Daí que o documentário de Gonçalo Teles – A Mãe e o Mar - me tenha tocado o coração,  mulheres e homens, estes a recordarem vidas do mar de Vila Chã com destaque para  as últimas mulheres-arrais, caso único de mulheres no comando dum barco. Tive a oportunidade de ver na praia de Vila Chã o filme e não esqueci o relato duma mulher, Maria Ramos Canito, nascida a 5 de Fevereiro de 1925 e, segundo a cédula marítima, da Capitania de Vila do Conde, que trazia nas mãos, profissão pescadeira, olhos castanhos, 1,55 m, cor branca, inscrita a 4 de Setembro de 1942.

“Comecei com o meu pai e o meu irmão Custódio no barco do tio Cereja; saí do meu pai porque ele era muito mau e batia-me muito.
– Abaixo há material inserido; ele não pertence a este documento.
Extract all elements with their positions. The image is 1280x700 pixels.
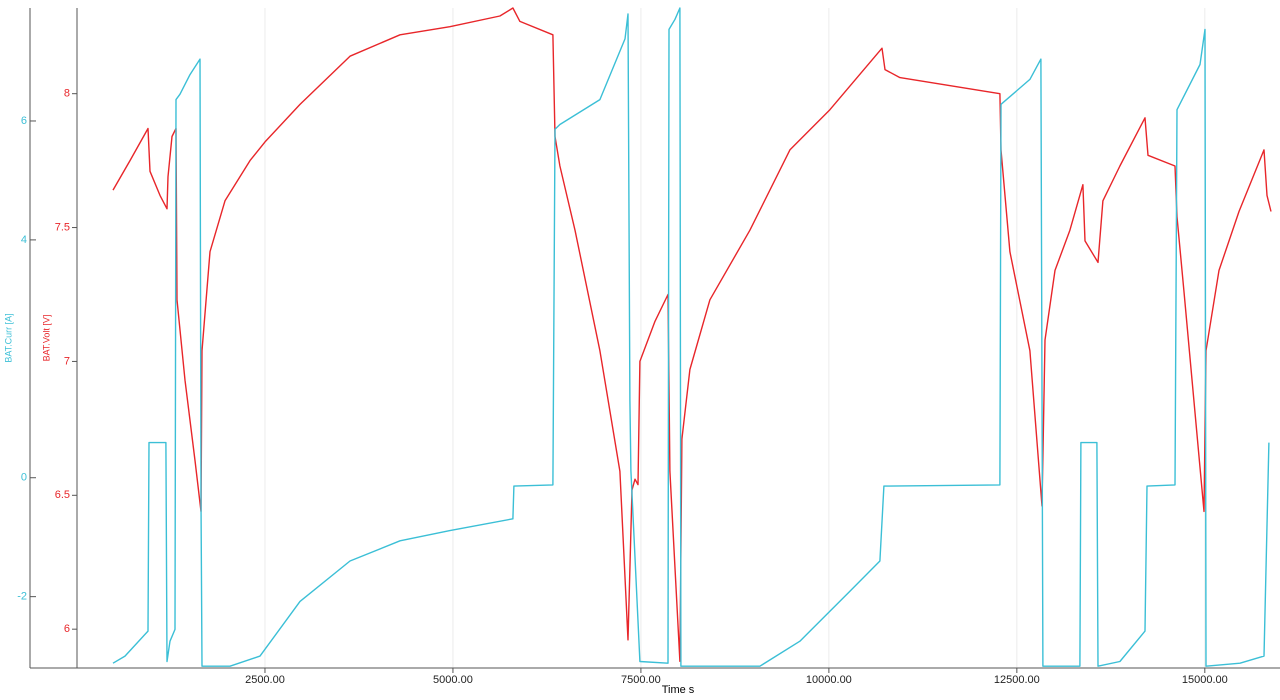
y2-tick-label: 6.5 xyxy=(55,489,70,501)
x-tick-label: 15000.00 xyxy=(1182,674,1228,686)
x-tick-label: 5000.00 xyxy=(433,674,473,686)
y2-tick-label: 7 xyxy=(64,355,70,367)
series-line xyxy=(112,7,1270,667)
y-tick-label: 4 xyxy=(21,234,27,246)
y2-tick-label: 8 xyxy=(64,88,70,100)
x-tick-label: 7500.00 xyxy=(621,674,661,686)
y-tick-label: 6 xyxy=(21,115,27,127)
y-tick-label: 0 xyxy=(21,472,27,484)
y2-axis-label: BAT.Volt [V] xyxy=(41,315,51,362)
y2-tick-label: 6 xyxy=(64,623,70,635)
y2-tick-label: 7.5 xyxy=(55,221,70,233)
x-tick-label: 2500.00 xyxy=(245,674,285,686)
x-tick-label: 12500.00 xyxy=(994,674,1040,686)
x-tick-label: 10000.00 xyxy=(806,674,852,686)
x-axis-label: Time s xyxy=(662,684,695,696)
y-axis-label: BAT.Curr [A] xyxy=(3,313,13,362)
y-tick-label: -2 xyxy=(17,591,27,603)
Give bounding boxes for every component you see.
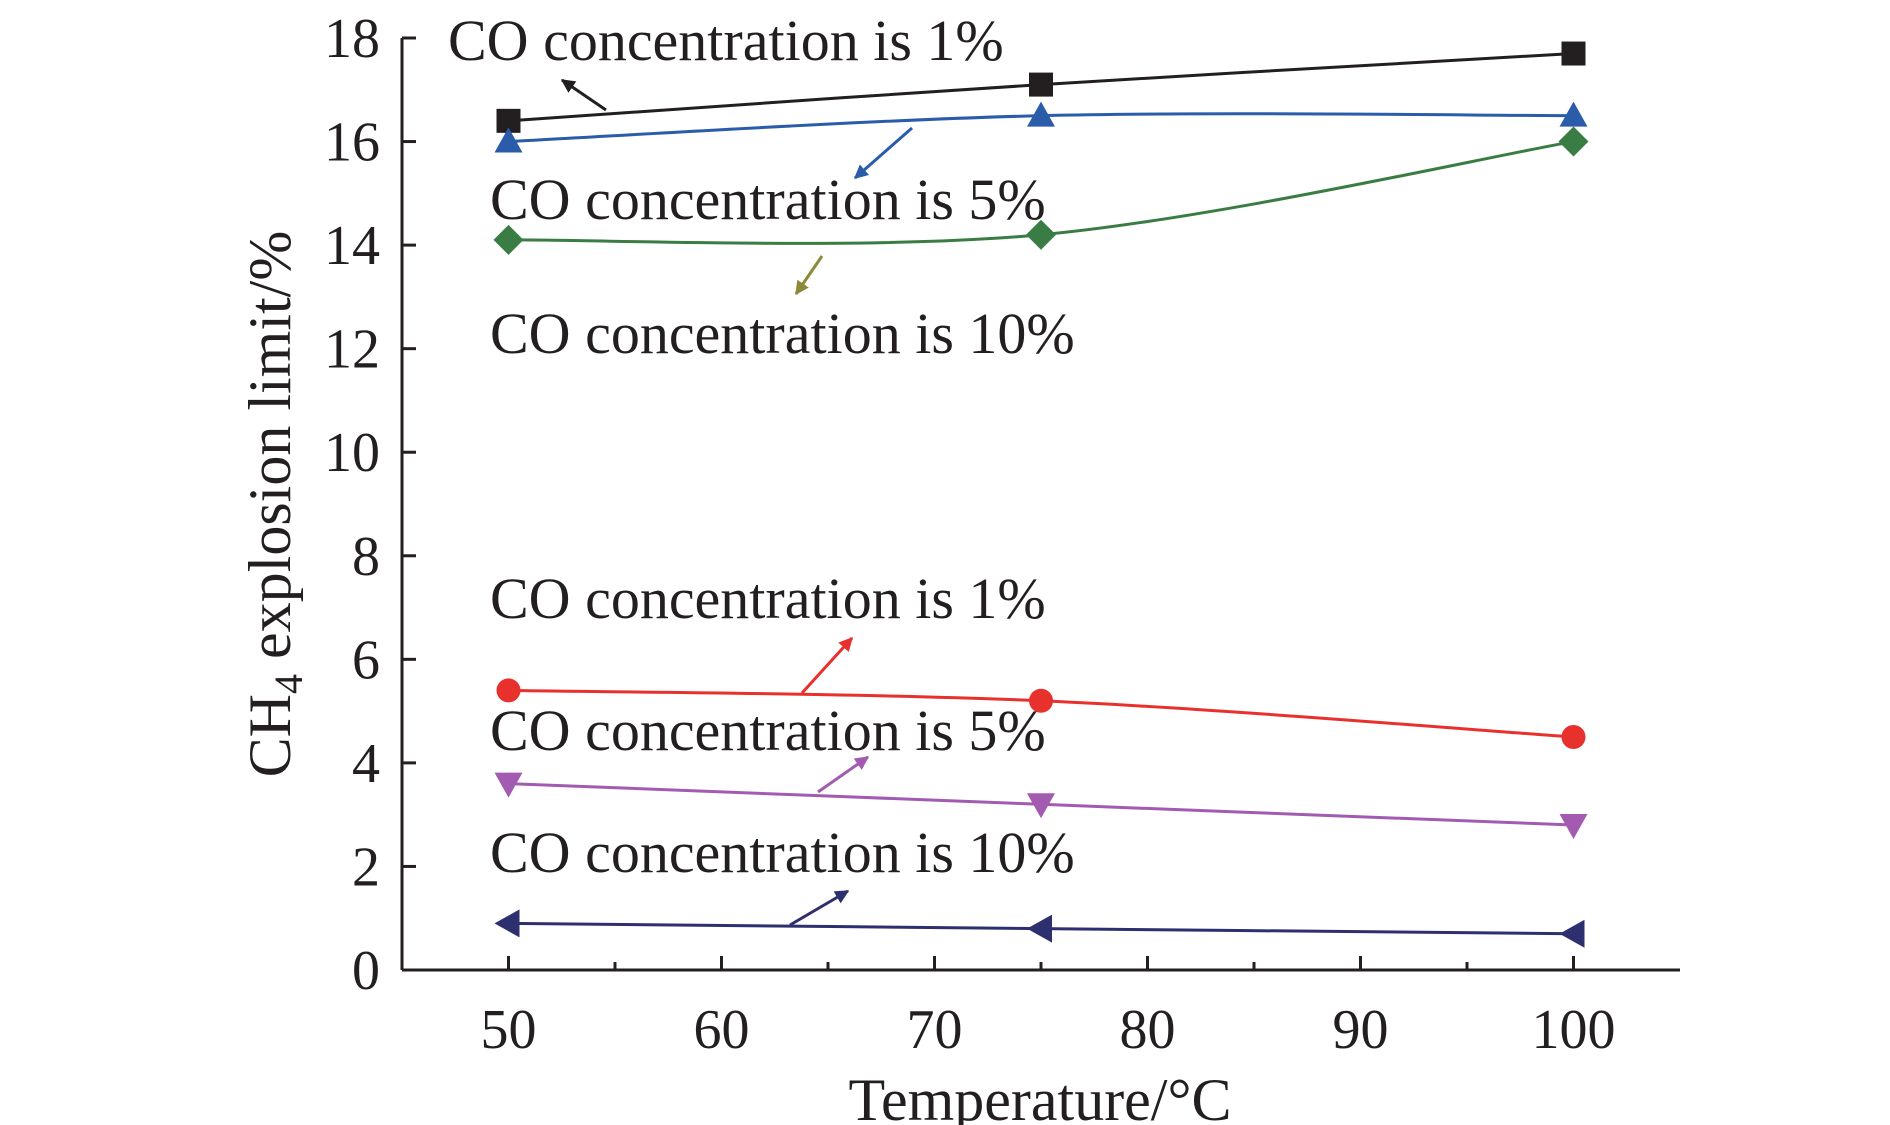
annotation-arrow-lower_5 [817,755,870,794]
annotation-labels: CO concentration is 1% CO concentration i… [448,8,1075,885]
annotation-label-lower_10: CO concentration is 10% [490,820,1075,885]
tick-group: 50 60 70 80 90 100 0 2 4 6 8 10 12 14 16 18 [324,8,1616,1061]
data-point-upper_10 [1026,219,1056,250]
data-point-upper_5 [1027,101,1055,127]
annotation-label-upper_5: CO concentration is 5% [490,167,1046,232]
x-tick-label: 90 [1333,999,1389,1061]
data-point-lower_1 [1029,688,1053,713]
x-tick-label: 80 [1120,999,1176,1061]
x-tick-label: 50 [481,999,537,1061]
data-point-upper_10 [1558,126,1589,157]
x-tick-label: 70 [907,999,963,1061]
y-tick-label: 12 [324,319,380,381]
y-tick-label: 8 [352,526,380,588]
y-tick-label: 2 [352,836,380,898]
x-tick-label: 100 [1532,999,1616,1061]
data-point-lower_10 [494,909,520,938]
annotation-label-lower_1: CO concentration is 1% [490,566,1046,631]
data-point-lower_5 [494,772,523,798]
annotation-label-upper_1: CO concentration is 1% [448,8,1004,73]
data-point-upper_5 [1559,101,1588,127]
data-point-upper_1 [1029,72,1053,97]
y-axis-title-prefix: CH [237,694,303,777]
annotation-label-upper_10: CO concentration is 10% [490,301,1075,366]
data-point-lower_5 [1559,814,1588,840]
y-tick-label: 14 [324,215,380,277]
data-point-lower_5 [1027,793,1055,819]
annotation-arrow-upper_5 [853,126,913,180]
y-tick-label: 0 [352,940,380,1002]
y-axis-title-subscript: 4 [266,674,311,694]
y-axis-title: CH4 explosion limit/% [237,231,311,778]
y-axis-title-suffix: explosion limit/% [237,231,303,674]
data-point-lower_1 [496,678,521,703]
y-tick-label: 16 [324,112,380,174]
annotation-arrow-lower_1 [800,636,854,695]
annotation-arrow-upper_1 [560,78,607,112]
data-point-lower_10 [1027,914,1052,943]
data-point-upper_1 [1561,41,1586,66]
y-tick-label: 10 [324,422,380,484]
y-tick-label: 4 [352,733,380,795]
annotation-arrow-upper_10 [794,255,824,296]
data-point-upper_10 [493,224,524,255]
annotation-arrows [560,78,913,927]
data-point-lower_1 [1561,725,1586,749]
data-point-upper_5 [494,127,523,153]
x-tick-label: 60 [694,999,750,1061]
y-tick-label: 6 [352,629,380,691]
annotation-arrow-lower_10 [789,889,850,927]
annotation-label-lower_5: CO concentration is 5% [490,698,1046,763]
data-point-lower_10 [1559,919,1585,948]
y-tick-label: 18 [324,8,380,70]
series-markers [493,41,1589,948]
x-axis-title: Temperature/°C [849,1067,1232,1125]
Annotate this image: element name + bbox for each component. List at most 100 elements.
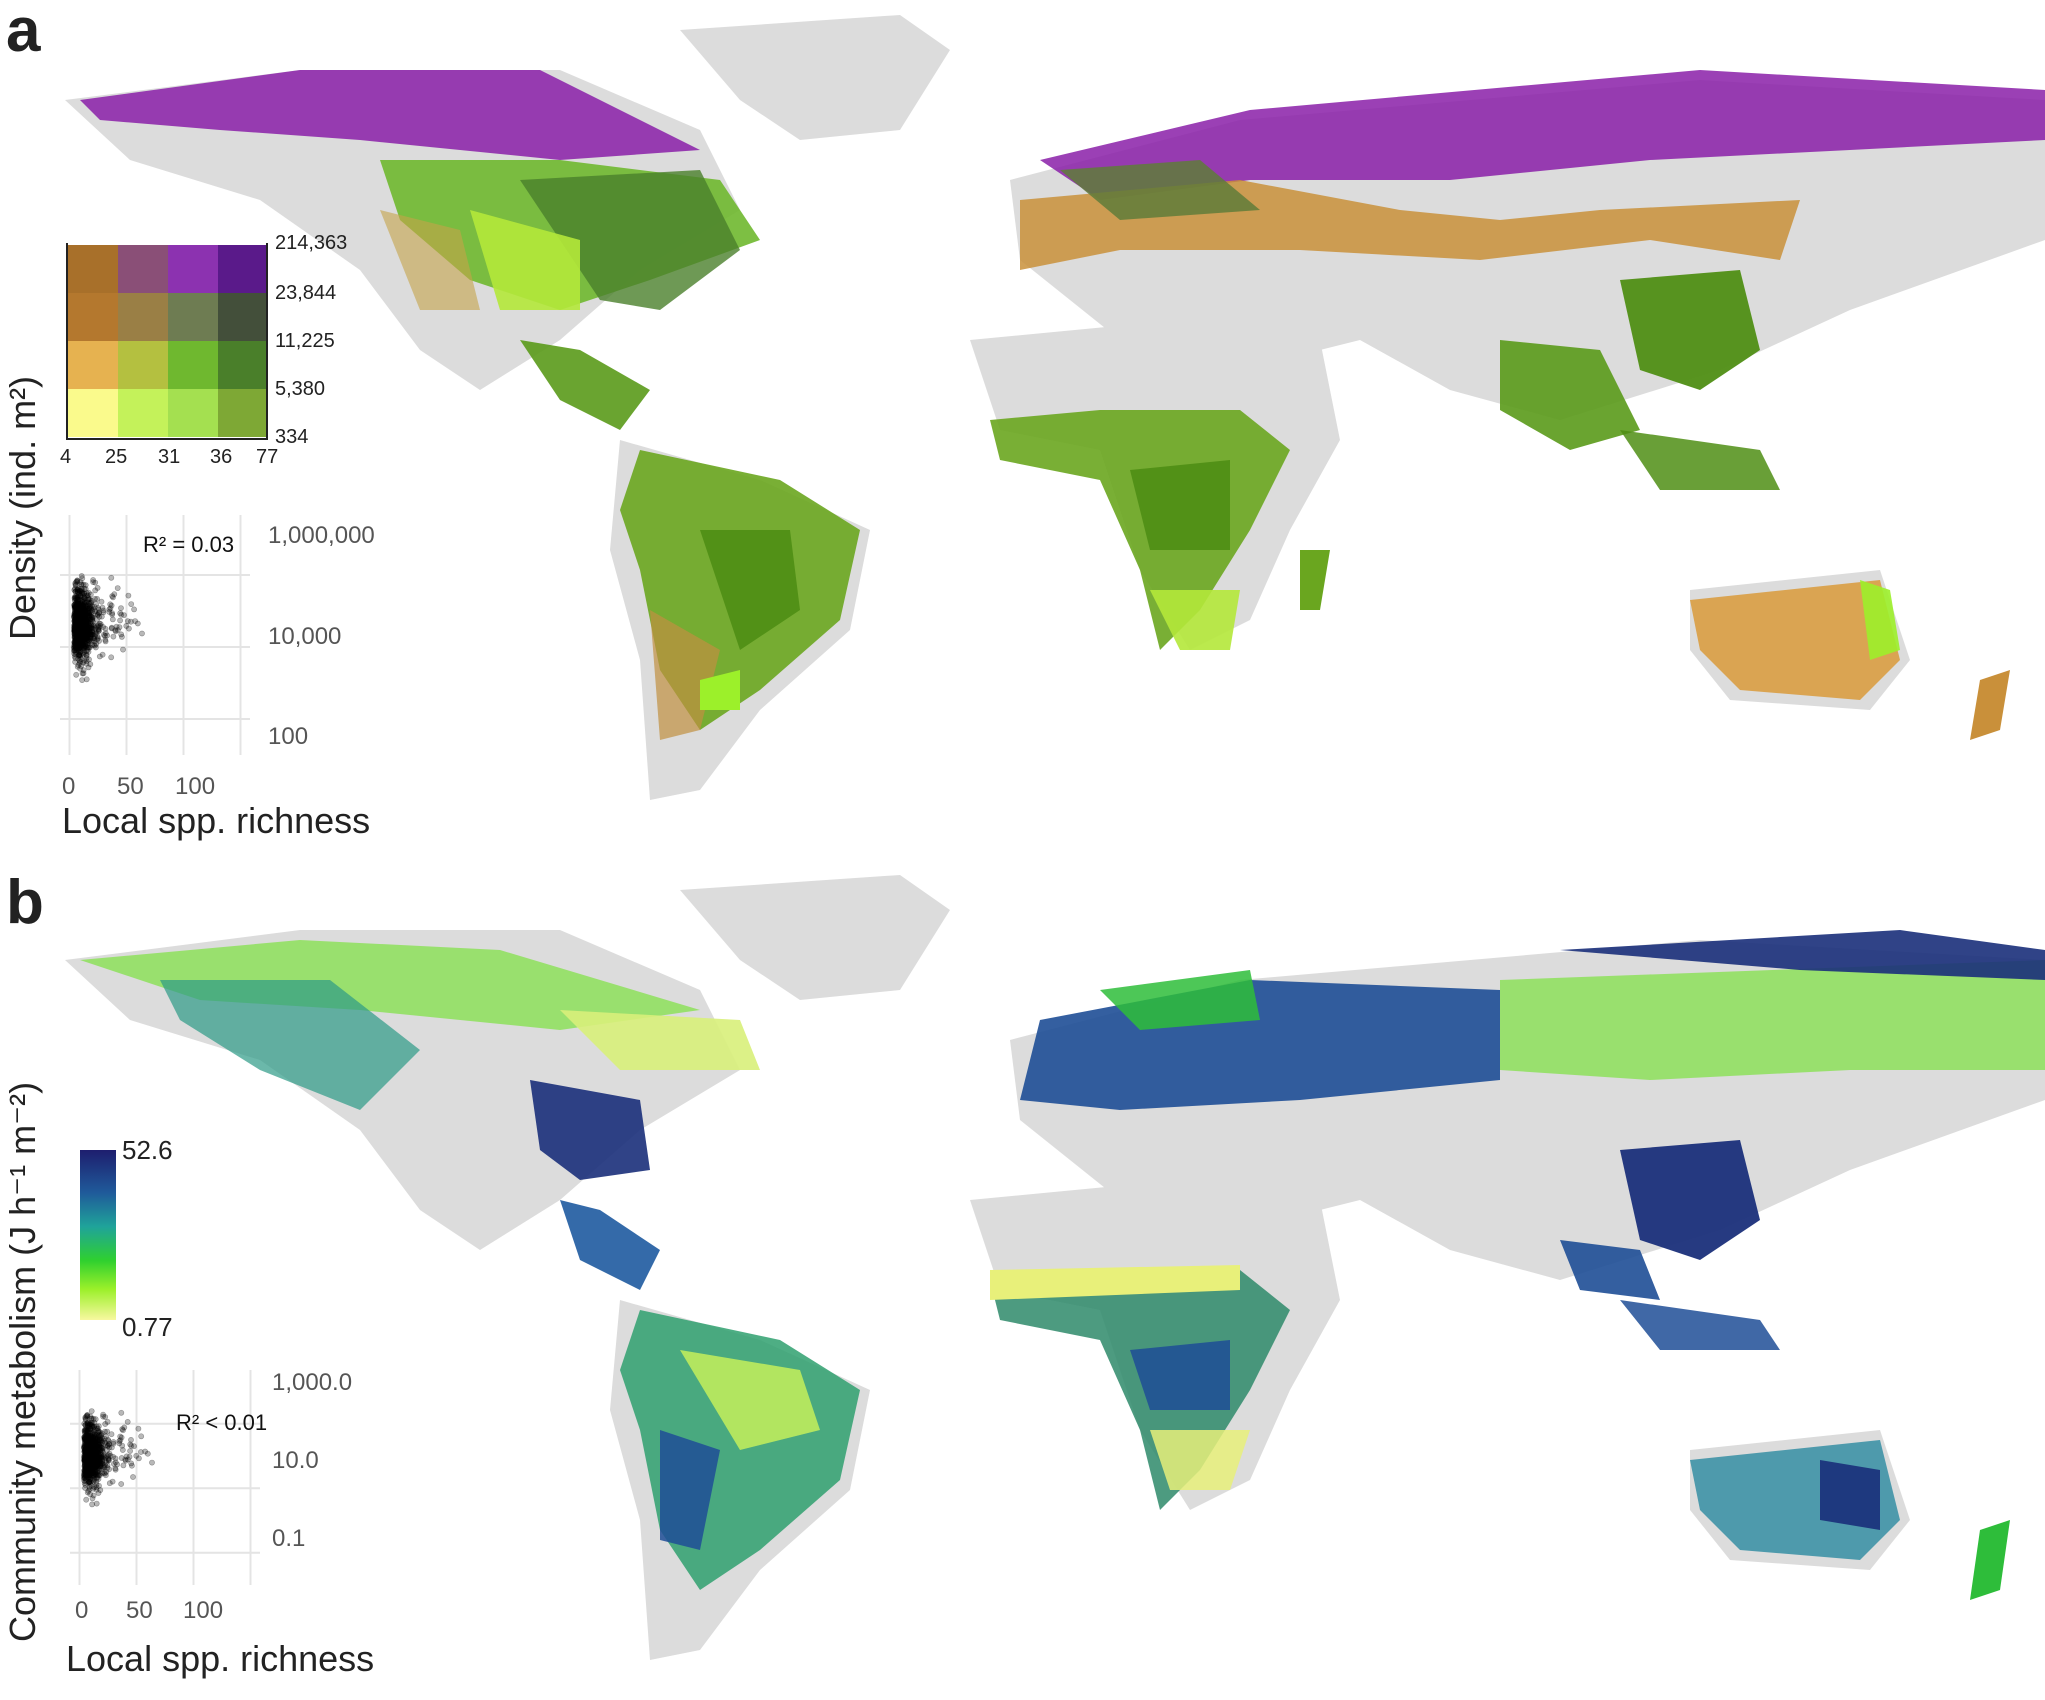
scatter-point	[88, 599, 95, 606]
scatter-point	[81, 617, 87, 624]
scatter-point	[74, 611, 81, 618]
scatter-point	[89, 1438, 96, 1445]
scatter-point	[76, 609, 83, 616]
scatter-point	[91, 1452, 98, 1459]
scatter-point	[81, 641, 88, 648]
scatter-point	[89, 1459, 96, 1466]
scatter-point	[97, 1459, 103, 1465]
scatter-point	[118, 605, 124, 611]
scatter-point	[109, 610, 115, 616]
scatter-point	[71, 587, 78, 593]
scatter-point	[106, 1440, 112, 1447]
scatter-point	[90, 1470, 97, 1477]
panel-label-b: b	[6, 868, 44, 937]
scatter-point	[81, 1436, 88, 1443]
scatter-point	[84, 1455, 91, 1462]
scatter-point	[89, 1450, 96, 1457]
scatter-point	[88, 624, 95, 631]
scatter-point	[81, 1457, 88, 1464]
scatter-point	[93, 1449, 100, 1456]
scatter-point	[87, 1469, 94, 1476]
scatter-point	[93, 1450, 100, 1457]
scatter-point	[81, 619, 88, 625]
scatter-point	[76, 638, 82, 645]
scatter-point	[109, 1478, 116, 1485]
scatter-point	[86, 1449, 93, 1456]
scatter-point	[81, 615, 88, 622]
scatter-point	[88, 1473, 95, 1480]
scatter-point	[96, 1434, 103, 1441]
scatter-point	[94, 616, 100, 623]
scatter-point	[89, 1465, 96, 1472]
scatter-point	[105, 1457, 112, 1464]
scatter-point	[87, 634, 94, 641]
scatter-point	[98, 1452, 105, 1459]
scatter-point	[79, 638, 86, 645]
scatter-point	[72, 639, 79, 646]
scatter-point	[110, 1440, 117, 1447]
scatter-point	[74, 613, 80, 619]
scatter-point	[86, 1468, 93, 1475]
legend-cell	[68, 341, 118, 389]
scatter-point	[85, 1426, 91, 1433]
scatter-point	[82, 635, 89, 642]
scatter-point	[72, 658, 78, 665]
scatter-point	[72, 647, 78, 653]
scatter-point	[83, 641, 90, 647]
scatter-point	[92, 1437, 99, 1444]
scatter-point	[84, 626, 91, 633]
scatter-point	[72, 606, 79, 612]
scatter-point	[86, 1470, 93, 1477]
scatter-point	[83, 676, 90, 683]
scatter-point	[85, 644, 92, 651]
scatter-point	[106, 1450, 113, 1457]
scatter-point	[85, 1470, 92, 1477]
scatter-point	[123, 1453, 130, 1460]
scatter-point	[90, 1451, 97, 1457]
scatter-point	[89, 625, 96, 632]
scatter-point	[85, 1460, 92, 1467]
scatter-point	[82, 1455, 88, 1462]
scatter-point	[90, 1424, 97, 1430]
scatter-point	[97, 1440, 104, 1446]
scatter-point	[79, 635, 85, 642]
scatter-point	[88, 616, 94, 623]
scatter-point	[71, 639, 78, 646]
scatter-point	[72, 615, 79, 621]
scatter-point	[72, 585, 78, 592]
scatter-point	[82, 636, 89, 643]
scatter-point	[81, 593, 88, 599]
scatter-point	[91, 1439, 98, 1445]
scatter-point	[72, 647, 78, 654]
scatter-point	[76, 618, 83, 624]
scatter-point	[89, 1431, 96, 1437]
scatter-point	[120, 1427, 126, 1434]
scatter-point	[79, 602, 86, 609]
scatter-point	[71, 639, 78, 645]
scatter-point	[81, 1475, 87, 1482]
scatter-point	[94, 1440, 101, 1447]
scatter-point	[106, 1466, 112, 1473]
scatter-point	[82, 624, 88, 631]
scatter-point	[125, 1456, 131, 1463]
scatter-point	[74, 605, 81, 612]
scatter-point	[81, 599, 88, 606]
scatter-point	[72, 615, 78, 622]
scatter-point	[77, 613, 83, 620]
scatter-point	[74, 625, 81, 632]
scatter-point	[128, 618, 134, 625]
scatter-point	[94, 1443, 101, 1450]
scatter-point	[73, 613, 80, 619]
scatter-point	[90, 1437, 97, 1444]
scatter-point	[89, 1448, 96, 1455]
scatter-point	[82, 607, 89, 614]
scatter-point	[71, 622, 78, 629]
scatter-point	[76, 616, 83, 623]
scatter-point	[75, 620, 82, 627]
scatter-point	[75, 592, 82, 599]
scatter-point	[80, 617, 87, 624]
scatter-point	[90, 1456, 97, 1462]
scatter-point	[81, 608, 88, 614]
scatter-point	[93, 1448, 100, 1454]
scatter-point	[72, 636, 78, 643]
Um dia cheguei a casa e disse à minha mãe: Mãe, o pai que arranje outro camarada que eu não vou mais; que arranje outro camarada que eu também vou arranjar”.

A repressão parental imperava mas também a decisão duma mulher – Ele não me chega mais, porque se ele me chega a mão vou ali ao posto e ele vai para a cadeia - que mostrava a têmpera que a guiaria em situações no limite da sobrevivência.

“Apanhámos uma tempestade, muita trovoada, muito vento. Achou-se nevoeiro e ele disse (ele, o tio José Coco, arrais, com quem fora trabalhar): - O rumo é este! Você vai errado. -Tu és tola… tu não sabes nada. Você vai ver se eu sou tola ou se sou fina. Estávamos para lá de Viana. -Ai minha menina, tu é que sabias. Lá vamos nós contra o vento, uma grande tempestade. Chegámos a terra, desta já me livrei! Apanhei muitas…”

Como muitas mulheres da beirada do mar, iam ao sargaço no inverno; estas, de Vila Chã, no verão metiam-se no barco artesanal, de pesca à linha, e faziam pela vida.

“Um dia a tia Matilde pediu-me para ir ao mar com o homem e eu fui; fomos pelo leste e lá tudo correu bem. Ele conhecia as marcas; estávamos terra fora, trinta e três braças se fosse um homem grande…”

Assim começa a epopeia dum homem e duma mulher cujo relato, de tão extraordinário, nos deixa incrédulos. Fica para uma próxima crónica.